La crisis económica, social y política en México, pues, se está agudizando hasta un punto de no retorno. El sistema mexicano, visto como un organismo vivo, está trabajando como respiración asistida, está al borde del colapso total. ¿Cuánto más aguantará el pueblo de México antes de la llama sea incontenible? Espero, sinceramente, que no lleguemos a ese punto.
Conocidos los grandes problemas por los que atraviesa hoy Latinoamérica, podemos ver que el común denominador es que los gobiernos elegidos no han respondido, ni responderán, a los grandes y graves problemas que tienen los pueblos, porque no es su prioridad lograr el bienestar social ni alcanzar una vida digna para todos sus ciudadanos, sino solamente la de servir a los poderosos potentados y los grandes consorcios empresariales y, en algunos casos (como en México), servirse a sí mismos del poder.

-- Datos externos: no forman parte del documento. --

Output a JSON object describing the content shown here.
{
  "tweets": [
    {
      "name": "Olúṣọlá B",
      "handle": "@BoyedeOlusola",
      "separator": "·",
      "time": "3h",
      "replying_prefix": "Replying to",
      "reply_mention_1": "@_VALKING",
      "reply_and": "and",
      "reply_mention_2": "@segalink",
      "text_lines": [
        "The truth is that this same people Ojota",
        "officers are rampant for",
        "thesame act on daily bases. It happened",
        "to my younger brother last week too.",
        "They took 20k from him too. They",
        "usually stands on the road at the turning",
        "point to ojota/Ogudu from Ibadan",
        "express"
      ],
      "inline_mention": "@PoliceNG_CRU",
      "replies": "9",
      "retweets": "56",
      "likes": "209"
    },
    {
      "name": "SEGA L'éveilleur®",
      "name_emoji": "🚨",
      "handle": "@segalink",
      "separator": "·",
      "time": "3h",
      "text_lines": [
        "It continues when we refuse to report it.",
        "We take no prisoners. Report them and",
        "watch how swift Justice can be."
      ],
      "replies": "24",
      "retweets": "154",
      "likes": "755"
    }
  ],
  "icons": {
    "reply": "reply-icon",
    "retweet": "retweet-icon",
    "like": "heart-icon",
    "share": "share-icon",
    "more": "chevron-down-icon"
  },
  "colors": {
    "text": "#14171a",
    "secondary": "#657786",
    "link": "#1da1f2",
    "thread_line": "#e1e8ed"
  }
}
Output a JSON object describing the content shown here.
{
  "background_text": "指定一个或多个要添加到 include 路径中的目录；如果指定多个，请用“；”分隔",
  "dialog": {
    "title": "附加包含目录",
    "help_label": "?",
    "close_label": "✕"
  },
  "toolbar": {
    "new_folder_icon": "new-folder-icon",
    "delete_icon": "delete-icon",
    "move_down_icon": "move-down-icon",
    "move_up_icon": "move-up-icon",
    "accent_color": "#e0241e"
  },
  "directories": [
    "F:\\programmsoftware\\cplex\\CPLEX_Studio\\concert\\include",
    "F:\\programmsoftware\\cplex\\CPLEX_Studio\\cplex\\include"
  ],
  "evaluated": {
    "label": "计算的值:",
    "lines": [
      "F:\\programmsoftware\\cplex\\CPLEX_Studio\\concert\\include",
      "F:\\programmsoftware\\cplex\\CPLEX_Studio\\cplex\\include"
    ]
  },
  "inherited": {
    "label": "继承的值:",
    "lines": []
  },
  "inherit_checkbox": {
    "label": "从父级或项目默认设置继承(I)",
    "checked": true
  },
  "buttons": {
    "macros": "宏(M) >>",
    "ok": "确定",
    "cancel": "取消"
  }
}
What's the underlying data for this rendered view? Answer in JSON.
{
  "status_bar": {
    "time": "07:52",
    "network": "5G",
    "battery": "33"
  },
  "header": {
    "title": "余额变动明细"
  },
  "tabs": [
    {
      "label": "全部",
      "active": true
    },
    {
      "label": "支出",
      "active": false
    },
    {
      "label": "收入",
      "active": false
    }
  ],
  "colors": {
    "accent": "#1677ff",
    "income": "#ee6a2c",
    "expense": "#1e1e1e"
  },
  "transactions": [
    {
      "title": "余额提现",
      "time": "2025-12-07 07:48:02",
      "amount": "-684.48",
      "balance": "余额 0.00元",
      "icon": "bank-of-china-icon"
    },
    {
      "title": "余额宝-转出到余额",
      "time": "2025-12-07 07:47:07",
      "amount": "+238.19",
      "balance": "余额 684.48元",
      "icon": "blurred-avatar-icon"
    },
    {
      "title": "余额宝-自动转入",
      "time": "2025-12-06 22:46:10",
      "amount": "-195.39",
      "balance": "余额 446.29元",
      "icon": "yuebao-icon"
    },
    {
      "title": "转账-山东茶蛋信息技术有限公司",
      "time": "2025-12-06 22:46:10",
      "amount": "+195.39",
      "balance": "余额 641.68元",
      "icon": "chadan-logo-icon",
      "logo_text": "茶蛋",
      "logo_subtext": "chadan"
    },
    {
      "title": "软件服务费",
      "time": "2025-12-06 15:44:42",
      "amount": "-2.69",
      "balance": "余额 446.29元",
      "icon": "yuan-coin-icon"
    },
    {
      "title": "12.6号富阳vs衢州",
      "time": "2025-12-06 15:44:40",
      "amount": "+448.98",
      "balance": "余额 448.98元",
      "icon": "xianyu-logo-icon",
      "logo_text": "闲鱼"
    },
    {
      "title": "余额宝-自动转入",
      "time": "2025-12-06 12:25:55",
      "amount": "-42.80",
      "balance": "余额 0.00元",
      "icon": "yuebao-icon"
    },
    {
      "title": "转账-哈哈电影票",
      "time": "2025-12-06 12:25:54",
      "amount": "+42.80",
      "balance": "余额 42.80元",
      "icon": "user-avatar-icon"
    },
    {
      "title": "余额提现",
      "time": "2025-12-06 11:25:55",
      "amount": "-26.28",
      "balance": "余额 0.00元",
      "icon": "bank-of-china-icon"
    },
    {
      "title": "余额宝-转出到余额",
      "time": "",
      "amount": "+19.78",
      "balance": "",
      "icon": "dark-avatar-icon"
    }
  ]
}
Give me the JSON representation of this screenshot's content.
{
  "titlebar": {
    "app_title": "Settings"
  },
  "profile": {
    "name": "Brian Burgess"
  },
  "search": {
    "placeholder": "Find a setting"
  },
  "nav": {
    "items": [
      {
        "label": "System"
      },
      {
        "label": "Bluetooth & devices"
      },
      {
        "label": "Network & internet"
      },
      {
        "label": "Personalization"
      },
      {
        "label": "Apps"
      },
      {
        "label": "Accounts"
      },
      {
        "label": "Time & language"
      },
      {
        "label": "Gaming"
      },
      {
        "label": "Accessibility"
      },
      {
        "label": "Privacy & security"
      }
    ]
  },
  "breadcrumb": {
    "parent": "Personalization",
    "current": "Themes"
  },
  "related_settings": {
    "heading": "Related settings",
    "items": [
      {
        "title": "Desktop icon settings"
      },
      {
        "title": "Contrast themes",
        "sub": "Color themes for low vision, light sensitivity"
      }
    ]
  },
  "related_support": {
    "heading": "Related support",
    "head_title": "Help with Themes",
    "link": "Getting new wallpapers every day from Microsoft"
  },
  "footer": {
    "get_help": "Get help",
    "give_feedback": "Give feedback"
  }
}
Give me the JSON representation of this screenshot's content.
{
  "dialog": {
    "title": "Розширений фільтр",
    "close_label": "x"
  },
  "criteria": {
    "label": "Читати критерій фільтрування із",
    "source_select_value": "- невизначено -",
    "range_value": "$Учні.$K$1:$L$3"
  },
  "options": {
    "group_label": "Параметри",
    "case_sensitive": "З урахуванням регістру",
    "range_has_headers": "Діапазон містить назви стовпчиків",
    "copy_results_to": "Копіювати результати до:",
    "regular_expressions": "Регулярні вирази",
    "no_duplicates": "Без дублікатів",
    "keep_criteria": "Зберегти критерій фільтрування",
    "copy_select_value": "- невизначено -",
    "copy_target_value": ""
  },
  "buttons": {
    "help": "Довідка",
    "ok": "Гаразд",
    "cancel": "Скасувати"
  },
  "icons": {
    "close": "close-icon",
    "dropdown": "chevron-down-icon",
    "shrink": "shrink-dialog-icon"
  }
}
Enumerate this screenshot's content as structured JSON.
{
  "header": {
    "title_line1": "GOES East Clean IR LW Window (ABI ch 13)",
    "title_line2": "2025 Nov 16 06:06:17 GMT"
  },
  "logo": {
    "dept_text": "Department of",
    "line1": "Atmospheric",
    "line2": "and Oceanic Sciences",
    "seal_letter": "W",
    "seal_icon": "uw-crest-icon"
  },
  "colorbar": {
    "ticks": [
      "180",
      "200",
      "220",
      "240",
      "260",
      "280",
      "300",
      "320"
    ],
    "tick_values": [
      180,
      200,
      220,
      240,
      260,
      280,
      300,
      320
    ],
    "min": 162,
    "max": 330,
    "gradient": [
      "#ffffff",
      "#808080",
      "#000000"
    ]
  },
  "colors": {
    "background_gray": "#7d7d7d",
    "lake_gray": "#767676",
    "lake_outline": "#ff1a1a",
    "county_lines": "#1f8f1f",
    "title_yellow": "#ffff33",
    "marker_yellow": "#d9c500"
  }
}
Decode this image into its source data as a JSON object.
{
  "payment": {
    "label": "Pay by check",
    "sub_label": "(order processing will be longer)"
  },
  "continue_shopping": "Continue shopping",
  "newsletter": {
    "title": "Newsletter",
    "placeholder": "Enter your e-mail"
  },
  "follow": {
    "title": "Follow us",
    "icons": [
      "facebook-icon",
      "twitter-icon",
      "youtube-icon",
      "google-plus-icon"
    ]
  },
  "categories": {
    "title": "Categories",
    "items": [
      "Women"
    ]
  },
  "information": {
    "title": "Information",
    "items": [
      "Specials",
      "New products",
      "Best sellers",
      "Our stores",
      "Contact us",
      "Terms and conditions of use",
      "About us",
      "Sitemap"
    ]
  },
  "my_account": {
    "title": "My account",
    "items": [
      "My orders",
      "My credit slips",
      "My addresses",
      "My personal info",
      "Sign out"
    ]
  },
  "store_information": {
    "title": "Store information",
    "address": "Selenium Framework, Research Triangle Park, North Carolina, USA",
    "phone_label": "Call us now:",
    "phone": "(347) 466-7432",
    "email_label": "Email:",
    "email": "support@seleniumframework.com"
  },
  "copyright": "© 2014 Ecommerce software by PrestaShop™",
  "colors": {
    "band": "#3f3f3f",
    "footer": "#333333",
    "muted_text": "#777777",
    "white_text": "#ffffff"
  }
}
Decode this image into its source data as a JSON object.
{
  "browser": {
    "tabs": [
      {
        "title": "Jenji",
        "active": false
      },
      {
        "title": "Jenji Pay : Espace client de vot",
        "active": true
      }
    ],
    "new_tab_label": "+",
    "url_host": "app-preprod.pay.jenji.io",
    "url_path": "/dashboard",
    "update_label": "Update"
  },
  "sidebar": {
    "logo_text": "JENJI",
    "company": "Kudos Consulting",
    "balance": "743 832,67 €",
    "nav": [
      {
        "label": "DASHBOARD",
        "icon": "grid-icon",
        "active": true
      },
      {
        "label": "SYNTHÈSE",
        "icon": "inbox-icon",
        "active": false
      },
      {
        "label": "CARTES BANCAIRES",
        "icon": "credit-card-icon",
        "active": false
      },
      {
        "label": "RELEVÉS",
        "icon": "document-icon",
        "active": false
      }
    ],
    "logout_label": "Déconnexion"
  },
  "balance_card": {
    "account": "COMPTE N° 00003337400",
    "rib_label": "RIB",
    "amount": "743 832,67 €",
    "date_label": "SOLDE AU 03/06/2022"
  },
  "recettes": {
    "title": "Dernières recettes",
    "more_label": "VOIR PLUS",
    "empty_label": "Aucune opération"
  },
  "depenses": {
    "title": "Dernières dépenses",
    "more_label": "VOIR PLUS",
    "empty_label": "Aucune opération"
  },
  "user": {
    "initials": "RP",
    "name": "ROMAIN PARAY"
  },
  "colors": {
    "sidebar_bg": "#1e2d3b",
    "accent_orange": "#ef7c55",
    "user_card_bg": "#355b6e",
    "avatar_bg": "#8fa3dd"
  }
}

Por eso, si los gobiernos no están con el pueblo, el pueblo debe hacerse gobierno. Dejemos de esperar que los dioses provean, que las clases acomodadas velen por nuestro bienestar; nosotros, los de abajo, tomemos el poder en nuestras manos para servir con él a nuestros hermanos de clase. Ésa es la única solución para apagar el incendio en que se encuentra América Latina. México podrá dar sus primeros pasos en las elecciones del próximo 6 de junio al apoyar a los candidatos verdaderamente reconocidos con el pueblo, independiente de los colores que lleven en la contienda. La patria nos lo demanda, allá nosotros si hacemos caso omiso.